Clinton cameo attracts crowd, weak performance



Column by Ben Jones. E-mail [email protected].

There was a president on campus last Monday.

Either that, or it was Snooki. It was hard to tell. There was a big crowd, and it was kind of hard to see.

Besides, it may as well have been. Former President Bill Clinton visited UK to endorse Senate candidate Jack Conway and push the same political platform we’ve heard Conway push for the last umpteen months, but that wasn’t why many people were there.

“Where are the secret service agents?” One girl asked, more interested in trying to find a plain-clothes police officer than the political powerhouse at the podium.

Make no mistake.
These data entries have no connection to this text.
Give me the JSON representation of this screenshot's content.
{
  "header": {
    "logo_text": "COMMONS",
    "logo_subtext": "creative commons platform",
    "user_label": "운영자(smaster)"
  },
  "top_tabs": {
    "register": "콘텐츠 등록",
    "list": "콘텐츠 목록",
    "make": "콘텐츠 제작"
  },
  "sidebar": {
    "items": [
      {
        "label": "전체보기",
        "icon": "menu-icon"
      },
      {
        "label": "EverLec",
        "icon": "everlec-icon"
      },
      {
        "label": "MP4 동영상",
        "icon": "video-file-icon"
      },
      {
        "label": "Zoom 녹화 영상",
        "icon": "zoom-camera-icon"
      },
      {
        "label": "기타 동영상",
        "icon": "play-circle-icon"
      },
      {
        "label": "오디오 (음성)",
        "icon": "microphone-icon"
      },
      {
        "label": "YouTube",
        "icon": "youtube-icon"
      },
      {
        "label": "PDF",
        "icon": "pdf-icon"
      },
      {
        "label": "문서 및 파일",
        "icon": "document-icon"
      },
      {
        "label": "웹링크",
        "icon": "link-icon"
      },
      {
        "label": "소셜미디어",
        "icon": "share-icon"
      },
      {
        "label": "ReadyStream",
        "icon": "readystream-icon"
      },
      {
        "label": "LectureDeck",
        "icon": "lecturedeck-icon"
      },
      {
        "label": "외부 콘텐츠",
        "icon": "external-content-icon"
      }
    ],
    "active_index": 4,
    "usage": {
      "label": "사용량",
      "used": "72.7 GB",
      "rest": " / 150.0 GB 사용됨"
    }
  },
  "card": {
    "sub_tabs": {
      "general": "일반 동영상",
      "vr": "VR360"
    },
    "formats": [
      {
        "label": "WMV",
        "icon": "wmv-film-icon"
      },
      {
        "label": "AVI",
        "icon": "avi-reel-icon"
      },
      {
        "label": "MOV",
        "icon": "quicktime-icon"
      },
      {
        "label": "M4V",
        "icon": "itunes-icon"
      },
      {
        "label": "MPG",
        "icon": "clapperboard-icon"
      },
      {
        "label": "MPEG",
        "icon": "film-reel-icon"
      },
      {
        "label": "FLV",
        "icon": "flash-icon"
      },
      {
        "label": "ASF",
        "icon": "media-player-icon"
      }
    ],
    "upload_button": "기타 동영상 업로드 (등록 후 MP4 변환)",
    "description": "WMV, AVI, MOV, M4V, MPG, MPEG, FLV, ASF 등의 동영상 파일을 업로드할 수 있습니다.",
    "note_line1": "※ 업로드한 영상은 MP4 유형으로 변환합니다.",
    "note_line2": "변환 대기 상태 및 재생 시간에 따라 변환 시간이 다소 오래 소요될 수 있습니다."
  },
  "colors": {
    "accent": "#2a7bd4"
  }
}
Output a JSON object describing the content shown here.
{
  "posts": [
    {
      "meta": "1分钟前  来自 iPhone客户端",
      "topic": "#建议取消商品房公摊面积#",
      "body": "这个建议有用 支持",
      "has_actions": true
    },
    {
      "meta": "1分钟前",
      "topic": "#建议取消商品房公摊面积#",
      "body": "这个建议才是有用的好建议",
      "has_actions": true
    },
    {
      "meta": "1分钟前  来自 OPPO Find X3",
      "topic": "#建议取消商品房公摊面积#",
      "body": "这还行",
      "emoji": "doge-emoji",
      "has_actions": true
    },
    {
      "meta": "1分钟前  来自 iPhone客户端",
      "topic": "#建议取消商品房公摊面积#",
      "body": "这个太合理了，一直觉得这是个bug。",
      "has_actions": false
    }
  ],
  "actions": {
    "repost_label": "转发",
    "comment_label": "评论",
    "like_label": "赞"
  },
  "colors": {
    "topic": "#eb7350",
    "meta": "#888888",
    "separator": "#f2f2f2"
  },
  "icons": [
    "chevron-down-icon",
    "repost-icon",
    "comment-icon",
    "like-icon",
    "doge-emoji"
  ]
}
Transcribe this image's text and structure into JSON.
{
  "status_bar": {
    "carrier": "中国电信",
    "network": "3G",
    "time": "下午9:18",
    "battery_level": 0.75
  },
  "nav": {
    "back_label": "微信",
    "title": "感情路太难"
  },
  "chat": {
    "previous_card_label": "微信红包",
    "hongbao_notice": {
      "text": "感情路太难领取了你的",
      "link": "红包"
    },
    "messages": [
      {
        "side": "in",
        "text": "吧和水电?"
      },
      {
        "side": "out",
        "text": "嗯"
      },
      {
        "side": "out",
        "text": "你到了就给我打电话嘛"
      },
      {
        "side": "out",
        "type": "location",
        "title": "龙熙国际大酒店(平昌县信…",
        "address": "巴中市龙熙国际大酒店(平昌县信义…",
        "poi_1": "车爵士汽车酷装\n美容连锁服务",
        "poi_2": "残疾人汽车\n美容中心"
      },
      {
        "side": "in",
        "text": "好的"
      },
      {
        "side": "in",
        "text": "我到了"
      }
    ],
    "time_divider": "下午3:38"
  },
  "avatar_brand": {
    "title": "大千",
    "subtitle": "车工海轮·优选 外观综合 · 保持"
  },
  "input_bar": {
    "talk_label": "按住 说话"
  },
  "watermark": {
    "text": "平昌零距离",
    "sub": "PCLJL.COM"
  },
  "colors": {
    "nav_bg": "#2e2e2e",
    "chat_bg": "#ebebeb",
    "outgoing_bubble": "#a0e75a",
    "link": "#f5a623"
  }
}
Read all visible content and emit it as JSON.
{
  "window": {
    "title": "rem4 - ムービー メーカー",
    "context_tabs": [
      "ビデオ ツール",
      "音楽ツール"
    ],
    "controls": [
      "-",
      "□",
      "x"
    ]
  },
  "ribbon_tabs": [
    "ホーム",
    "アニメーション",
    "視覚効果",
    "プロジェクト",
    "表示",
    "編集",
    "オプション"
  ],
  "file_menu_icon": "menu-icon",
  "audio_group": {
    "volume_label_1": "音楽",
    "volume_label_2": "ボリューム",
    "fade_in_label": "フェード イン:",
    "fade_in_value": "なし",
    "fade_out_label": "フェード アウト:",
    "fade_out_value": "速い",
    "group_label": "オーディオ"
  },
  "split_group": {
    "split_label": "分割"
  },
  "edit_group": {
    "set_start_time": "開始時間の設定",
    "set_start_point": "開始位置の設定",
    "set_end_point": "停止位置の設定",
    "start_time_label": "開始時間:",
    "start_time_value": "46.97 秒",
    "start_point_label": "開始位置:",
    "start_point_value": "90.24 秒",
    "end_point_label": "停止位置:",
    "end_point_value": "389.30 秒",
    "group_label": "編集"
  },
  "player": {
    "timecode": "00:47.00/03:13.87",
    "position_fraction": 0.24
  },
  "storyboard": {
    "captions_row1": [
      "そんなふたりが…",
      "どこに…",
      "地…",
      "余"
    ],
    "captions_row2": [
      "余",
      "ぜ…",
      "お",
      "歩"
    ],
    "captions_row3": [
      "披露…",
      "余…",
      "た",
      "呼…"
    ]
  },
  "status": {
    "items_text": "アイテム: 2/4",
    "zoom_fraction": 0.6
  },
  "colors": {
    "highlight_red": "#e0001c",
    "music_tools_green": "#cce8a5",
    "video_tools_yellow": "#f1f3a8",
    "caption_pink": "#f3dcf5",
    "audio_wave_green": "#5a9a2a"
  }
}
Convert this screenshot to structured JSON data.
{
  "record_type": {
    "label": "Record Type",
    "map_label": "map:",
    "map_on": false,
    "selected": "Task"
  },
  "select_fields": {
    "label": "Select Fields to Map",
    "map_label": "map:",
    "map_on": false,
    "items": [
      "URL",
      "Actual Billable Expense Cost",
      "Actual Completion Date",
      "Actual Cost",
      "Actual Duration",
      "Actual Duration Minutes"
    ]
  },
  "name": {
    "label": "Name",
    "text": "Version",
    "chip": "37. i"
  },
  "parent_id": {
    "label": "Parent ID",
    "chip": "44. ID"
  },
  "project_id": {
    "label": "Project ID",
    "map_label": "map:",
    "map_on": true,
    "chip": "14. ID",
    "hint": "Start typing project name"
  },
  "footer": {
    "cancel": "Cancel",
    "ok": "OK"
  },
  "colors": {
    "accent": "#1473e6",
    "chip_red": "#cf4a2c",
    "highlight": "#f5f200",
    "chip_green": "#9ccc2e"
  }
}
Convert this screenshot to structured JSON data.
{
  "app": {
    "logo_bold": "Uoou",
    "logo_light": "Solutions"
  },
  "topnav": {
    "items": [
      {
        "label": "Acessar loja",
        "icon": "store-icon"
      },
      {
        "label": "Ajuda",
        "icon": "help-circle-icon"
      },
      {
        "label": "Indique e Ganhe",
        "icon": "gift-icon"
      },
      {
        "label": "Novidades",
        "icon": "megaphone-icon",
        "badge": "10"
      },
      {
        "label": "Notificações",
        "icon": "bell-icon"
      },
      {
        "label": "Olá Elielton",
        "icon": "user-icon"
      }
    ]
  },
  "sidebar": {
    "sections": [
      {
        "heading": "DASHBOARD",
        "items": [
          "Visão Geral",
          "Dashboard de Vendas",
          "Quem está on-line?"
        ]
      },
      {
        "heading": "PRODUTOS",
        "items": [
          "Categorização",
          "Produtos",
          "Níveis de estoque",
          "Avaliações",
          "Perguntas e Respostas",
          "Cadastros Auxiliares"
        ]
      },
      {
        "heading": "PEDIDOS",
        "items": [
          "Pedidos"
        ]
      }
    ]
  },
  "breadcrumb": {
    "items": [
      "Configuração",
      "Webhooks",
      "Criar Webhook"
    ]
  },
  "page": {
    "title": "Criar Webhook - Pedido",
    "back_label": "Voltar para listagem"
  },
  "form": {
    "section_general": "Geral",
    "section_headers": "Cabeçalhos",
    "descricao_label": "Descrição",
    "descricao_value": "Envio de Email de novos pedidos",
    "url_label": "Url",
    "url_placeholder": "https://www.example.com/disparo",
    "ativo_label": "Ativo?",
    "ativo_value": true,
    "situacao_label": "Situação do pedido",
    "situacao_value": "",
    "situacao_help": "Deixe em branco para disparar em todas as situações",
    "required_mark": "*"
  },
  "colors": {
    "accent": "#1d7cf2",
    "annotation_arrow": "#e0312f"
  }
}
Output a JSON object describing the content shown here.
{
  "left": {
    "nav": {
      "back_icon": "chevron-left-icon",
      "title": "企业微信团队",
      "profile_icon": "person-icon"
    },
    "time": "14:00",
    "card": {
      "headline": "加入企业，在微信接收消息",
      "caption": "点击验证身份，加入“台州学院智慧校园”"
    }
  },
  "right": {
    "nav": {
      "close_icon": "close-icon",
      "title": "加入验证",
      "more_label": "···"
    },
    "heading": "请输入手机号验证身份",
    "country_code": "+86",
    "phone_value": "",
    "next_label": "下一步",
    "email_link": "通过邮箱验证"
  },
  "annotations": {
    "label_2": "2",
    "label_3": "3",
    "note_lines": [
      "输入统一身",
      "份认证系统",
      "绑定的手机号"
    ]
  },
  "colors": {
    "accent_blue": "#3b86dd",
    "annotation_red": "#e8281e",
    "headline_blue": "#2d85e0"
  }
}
Conway was charming as always, but that wasn’t the draw.  Neither was Clinton’s speech, which reminded students that the Democratic candidate stands a far better chance of winning if young people get out and vote.

Clinton’s presence was the draw. You would have had nearly as many people show up if they’d heard Clinton was going to the Johnson Center to play racquetball. To many, the politics just weren’t that important. Then again, who wouldn’t want to see a former president in shorts and goggles chasing a rubber ball?

“I’ve never seen a president in real life before,” said a grown woman in the crowd. She breathlessly waited for the former president to appear from the Main Building much in the same way a grade school student would wait for the elephants to come out at the circus.

They tried to keep the day about politics. They really did. A group of UK students that has enthusiastically campaigned for the attorney general over the last few months, “Cats for Conway,” signed people in left and right at the rally. Plenty of people were there who really cared about the issues. Plenty of Lexington-area Democrats who aren’t part of the university community volunteered their support with their voices and their presence, presumably risking a parking ticket all the while.

But it was lost on all too many.

“I’m not going to vote for this guy,” a young man said as he handed a “Cats for Conway” clipboard to a stranger behind her. “I’m just here to see Clinton.”

Before we get to anything else, the answer is yes. The secret service was there, equipped with two unmarked black SUVs with darkened windows and men in the front seat replete with black suits and darkened sunglasses. It was every bit the spectacle some people had hoped for, right down to the plastic earpieces.

Clinton didn’t disappoint, so Conway has that going for him. But how much can Clinton really help Conway?

He did bring a crowd. It’s hard to imagine Conway could have drawn a crowd for an endorsement on campus bigger than the one Clinton brought — especially since John Calipari removed himself from the political scene not long after taking over as basketball coach.

To today’s college students, Clinton is a curiosity. Even seniors would have scarcely entered junior high by the time Clinton left office. You can bet when they were preteens, Clinton’s leaving office with one of the biggest surpluses in the country’s history wasn’t nearly as important to them as their first zit. Bill Clinton has plenty of name recognition among 20-somethings, but so does Bill Nye the Science Guy.

Politically aware students know how important Clinton is, and plenty of them made it out on Monday as well. But in all probability, the politically aware students were going to vote anyway, and seeing their first president (live and in person!) wasn’t likely to sway them. Conway, a relatively young, camera-friendly candidate didn’t do himself any favors in his time at the podium. Instead of connecting with the students, he fell back to bashing his opponent for questionable decisions and comments he’s made on the campaign trail.

Clinton’s endorsement mobilized campus for a time on Monday. Politically active students showed up and made their voices heard. The secret service showed up and made sure it was seen, if not heard. But the average student sweated out an unseasonably warm day just for the spectacle, and those students aren’t likely to break the dead heat in the Senate race. Clinton’s presence on campus will be remembered by many, even if the endorsement is not.

And if Rand Paul is looking to make a splash with an endorsement, he could do worse than to book Snooki. It wouldn’t be the strangest thing he’s done this campaign.